Timeless lunch item for Koreans evolving to adopt growing list of ingredients

  • Published : Apr 10, 2018 - 10:06
  • Updated : Apr 10, 2018 - 10:07
The season of outdoor picnics has dawned. If Western countries have the sandwich, Korea has gimbap as item of choice for dining alfresco in the park.

A roll of gimbap -- rice, vegetables and other ingredients wrapped tightly in a seaweed laver sheet -- is considered both the classic picnic lunch and takeout food for Koreans.

The typical gimbap consists of white rice, carrots, spinach, fried egg, ham, cucumber and yellow pickled radish. 



A timeless item on the lunch menu for Koreans, gimbap has also become a trendy meal in recent years. Various franchises that specialize in premium gimbap have popped up across the country.

Specialty gimbap falls under the category of “small luxury,” sought after by youths or busy office workers who want a simple and cheap, yet nutritious meal, reports say.

It’s also a part of the “premium fast food” boom that seeks to combine speed and convenience with health. The concept was selected as the food trend of the year by the Ministry of Agriculture, Food and Rural Affairs in 2017.
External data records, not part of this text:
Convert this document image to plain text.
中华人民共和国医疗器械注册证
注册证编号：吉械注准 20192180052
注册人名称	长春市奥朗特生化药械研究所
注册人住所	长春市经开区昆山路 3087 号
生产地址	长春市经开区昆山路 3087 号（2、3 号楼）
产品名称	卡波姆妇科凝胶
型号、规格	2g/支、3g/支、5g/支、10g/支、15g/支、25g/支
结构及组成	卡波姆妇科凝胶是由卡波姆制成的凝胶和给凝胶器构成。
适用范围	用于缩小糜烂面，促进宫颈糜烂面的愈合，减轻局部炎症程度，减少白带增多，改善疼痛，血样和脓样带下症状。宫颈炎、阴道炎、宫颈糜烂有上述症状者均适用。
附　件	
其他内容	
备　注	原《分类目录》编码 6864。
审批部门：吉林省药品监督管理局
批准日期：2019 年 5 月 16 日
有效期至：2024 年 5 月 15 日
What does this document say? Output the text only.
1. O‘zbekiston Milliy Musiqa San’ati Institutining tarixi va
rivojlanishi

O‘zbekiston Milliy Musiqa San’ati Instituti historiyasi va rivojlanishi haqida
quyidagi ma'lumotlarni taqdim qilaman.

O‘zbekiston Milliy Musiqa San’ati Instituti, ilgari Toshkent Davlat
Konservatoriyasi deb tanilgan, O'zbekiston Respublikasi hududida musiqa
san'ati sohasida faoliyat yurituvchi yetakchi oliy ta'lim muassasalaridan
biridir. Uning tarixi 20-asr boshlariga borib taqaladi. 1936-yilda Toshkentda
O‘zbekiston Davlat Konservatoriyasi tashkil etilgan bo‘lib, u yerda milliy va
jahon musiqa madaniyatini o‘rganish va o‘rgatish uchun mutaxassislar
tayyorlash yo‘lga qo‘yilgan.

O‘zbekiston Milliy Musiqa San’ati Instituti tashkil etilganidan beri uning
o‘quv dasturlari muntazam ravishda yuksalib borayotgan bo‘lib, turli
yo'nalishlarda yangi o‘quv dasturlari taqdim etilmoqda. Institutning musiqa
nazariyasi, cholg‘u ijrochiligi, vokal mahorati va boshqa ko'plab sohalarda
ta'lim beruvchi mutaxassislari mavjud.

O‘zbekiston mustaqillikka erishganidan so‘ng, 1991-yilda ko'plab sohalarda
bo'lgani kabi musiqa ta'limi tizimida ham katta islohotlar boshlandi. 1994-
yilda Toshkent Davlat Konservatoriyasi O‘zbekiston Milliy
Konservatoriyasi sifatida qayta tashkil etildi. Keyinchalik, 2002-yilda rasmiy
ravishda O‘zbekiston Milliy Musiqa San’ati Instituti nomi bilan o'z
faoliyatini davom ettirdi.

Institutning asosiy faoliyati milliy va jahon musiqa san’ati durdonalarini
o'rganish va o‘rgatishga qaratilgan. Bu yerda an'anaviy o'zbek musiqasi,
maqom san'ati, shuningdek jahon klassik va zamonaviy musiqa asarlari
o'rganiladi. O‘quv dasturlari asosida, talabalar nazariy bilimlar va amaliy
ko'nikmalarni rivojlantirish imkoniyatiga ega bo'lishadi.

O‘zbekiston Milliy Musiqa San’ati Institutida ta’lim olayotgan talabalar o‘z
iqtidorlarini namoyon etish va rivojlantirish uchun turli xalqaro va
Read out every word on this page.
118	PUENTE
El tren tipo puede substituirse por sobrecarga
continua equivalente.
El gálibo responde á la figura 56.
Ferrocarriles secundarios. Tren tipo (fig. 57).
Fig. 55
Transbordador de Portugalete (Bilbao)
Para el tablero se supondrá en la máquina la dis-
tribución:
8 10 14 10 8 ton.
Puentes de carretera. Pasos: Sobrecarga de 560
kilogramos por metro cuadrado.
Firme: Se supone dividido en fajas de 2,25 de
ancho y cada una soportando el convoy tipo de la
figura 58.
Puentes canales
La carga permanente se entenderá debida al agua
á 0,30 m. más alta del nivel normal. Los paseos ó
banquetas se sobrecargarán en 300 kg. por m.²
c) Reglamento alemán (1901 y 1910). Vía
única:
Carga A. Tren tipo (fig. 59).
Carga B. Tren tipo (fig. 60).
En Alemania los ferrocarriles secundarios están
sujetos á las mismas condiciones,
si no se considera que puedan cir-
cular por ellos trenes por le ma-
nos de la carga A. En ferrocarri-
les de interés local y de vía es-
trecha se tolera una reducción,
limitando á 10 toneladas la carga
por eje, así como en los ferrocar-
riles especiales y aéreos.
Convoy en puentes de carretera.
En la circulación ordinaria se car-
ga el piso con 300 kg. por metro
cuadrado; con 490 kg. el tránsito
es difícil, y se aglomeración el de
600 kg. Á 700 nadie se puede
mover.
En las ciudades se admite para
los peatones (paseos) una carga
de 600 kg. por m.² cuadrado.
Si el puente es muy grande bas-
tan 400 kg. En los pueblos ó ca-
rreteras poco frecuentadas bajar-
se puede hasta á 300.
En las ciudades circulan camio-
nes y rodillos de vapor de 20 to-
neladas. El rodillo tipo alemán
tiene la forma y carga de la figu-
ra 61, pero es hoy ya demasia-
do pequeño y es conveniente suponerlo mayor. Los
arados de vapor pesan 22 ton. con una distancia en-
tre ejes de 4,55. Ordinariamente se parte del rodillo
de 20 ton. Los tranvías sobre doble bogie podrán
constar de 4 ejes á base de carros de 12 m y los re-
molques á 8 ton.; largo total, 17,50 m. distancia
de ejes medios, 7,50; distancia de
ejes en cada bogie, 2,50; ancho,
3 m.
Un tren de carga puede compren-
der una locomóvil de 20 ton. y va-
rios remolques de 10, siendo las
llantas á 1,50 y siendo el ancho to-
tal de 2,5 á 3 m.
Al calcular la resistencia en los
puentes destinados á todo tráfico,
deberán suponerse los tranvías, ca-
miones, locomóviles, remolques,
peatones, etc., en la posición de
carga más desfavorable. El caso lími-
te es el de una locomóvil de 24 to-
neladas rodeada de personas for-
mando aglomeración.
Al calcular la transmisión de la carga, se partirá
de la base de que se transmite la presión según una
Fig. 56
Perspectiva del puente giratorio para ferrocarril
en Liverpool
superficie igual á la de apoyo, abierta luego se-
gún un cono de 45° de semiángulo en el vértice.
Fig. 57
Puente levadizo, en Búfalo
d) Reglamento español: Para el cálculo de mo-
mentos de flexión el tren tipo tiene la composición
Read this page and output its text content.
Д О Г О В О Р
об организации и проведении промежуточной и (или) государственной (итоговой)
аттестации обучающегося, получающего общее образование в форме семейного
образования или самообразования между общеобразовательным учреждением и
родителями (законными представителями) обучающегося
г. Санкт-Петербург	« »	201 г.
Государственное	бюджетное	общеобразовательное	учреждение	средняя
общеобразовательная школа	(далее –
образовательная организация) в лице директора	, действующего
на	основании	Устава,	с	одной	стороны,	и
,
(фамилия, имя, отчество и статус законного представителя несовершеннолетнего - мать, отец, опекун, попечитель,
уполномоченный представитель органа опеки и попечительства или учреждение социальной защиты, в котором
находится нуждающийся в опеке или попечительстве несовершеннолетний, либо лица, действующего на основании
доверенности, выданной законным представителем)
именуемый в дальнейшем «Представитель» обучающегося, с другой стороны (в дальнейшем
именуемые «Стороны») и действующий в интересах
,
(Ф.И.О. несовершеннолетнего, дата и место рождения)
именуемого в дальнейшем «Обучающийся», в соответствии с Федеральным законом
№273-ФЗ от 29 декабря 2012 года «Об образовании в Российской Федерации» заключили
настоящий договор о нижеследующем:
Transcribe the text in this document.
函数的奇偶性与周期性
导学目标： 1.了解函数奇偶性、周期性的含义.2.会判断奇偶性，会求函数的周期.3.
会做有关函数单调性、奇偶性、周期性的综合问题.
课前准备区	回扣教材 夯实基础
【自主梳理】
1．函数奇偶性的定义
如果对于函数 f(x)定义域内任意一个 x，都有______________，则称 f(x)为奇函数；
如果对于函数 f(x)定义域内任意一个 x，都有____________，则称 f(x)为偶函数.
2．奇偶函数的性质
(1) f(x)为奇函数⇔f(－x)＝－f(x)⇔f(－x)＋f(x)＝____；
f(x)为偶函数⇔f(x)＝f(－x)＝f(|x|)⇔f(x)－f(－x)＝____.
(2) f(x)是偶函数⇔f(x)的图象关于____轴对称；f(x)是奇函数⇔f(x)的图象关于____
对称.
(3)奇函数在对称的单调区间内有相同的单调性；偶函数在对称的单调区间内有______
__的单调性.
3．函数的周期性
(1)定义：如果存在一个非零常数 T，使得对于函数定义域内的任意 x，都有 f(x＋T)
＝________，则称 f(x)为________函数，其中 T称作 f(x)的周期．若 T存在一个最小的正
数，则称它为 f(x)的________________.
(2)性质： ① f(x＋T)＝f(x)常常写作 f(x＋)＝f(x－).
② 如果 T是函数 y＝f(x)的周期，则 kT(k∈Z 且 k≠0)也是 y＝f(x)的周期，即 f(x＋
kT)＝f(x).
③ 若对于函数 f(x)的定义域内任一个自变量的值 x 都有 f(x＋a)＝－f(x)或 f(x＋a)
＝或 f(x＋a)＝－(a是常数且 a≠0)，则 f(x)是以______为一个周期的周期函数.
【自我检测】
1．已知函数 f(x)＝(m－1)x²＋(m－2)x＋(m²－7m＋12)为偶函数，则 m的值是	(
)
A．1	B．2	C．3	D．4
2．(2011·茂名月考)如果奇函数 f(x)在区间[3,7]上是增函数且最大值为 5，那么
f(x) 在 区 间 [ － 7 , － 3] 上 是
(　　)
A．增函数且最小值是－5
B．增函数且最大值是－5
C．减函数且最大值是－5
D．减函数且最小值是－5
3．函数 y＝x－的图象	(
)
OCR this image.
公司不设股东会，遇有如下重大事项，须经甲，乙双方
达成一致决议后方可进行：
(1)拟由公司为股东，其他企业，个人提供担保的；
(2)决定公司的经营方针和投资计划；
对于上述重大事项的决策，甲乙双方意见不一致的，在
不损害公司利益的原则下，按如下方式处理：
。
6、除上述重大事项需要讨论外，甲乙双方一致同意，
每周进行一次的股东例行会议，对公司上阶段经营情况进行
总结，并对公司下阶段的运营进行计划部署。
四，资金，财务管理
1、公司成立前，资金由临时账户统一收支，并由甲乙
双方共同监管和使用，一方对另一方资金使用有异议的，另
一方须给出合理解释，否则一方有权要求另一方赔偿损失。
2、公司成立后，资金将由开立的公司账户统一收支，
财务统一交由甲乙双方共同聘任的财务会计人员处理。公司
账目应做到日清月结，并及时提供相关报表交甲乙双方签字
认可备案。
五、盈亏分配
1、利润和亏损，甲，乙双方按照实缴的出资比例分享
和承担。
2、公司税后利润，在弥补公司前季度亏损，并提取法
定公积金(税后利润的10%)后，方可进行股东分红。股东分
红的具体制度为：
Gimbap brands like Black Rolls are seeking to take the all-in-one finger food to the global market. The company has reinterpreted the gimbap to make it resemble a burrito, wrapping the seaweed roll in paper instead of slicing it into pieces. 

Wasabi gimbap from Otto Gimbap, located in Seoul’s Yongsan district (Rumy Doo/The Korea Herald)

“We felt it was a type of food that could appeal to both Koreans and foreigners, while being at once healthy and convenient,” said Jo Jung-kyu, CEO of Black Rolls. The company plans to combine a drive-thru and beer and fries joint into its store concept. Currently, it’s running an experimental store in Ilsan, Gyeonggi Province, to gather direct feedback from customers.

A myriad of imaginative interpretations of gimbap are flooding the market, incorporating everything from nuts, anchovies, tuna and fried pork to abalone, cream cheese and even wasabi. The types of rice range include brown and black. 

Wasabi gimbap from Otto Gimbap, located in Seoul’s Yongsan district (Rumy Doo/The Korea Herald)

Otto Gimbap, located on the hilltop of Seoul’s Usadan-ro in Yongsan, has achieved fame for its wasabi sauce roll. Founded in 2011 by retired businessman Kim Young-jae, the eatery now attracts gimbap fans from all over the country. Customers include mothers buying wholesome snacks for their children and vegetarians craving gimbap clear of meat.

The signature wasabi gimbap, developed by Kim’s epicurean wife, consists of multiple layers of fresh romaine lettuce, fish cakes wrapped in fried egg and a sauce of wasabi and mayonnaise.

Lee Gimbap, which opened in 2010, puts a contemporary spin on the timeless gimbap through its shops’ modern interior and novel ingredients such as edam and gouda cheese. Its signature items include spicy nut gimbap and chicken chili gimbap.

Kobongmin is another premium gimbap franchise, whose motto is “You are what you eat,” focusing on fresh, healthy ingredients. It requires its franchisees to decorate their interiors with wooden walls and tables to emphasize its natural theme.

Kobongmin’s menu includes pork cutlets, tuna, spicy chicken and cream cheese-mango-cashew gimbap.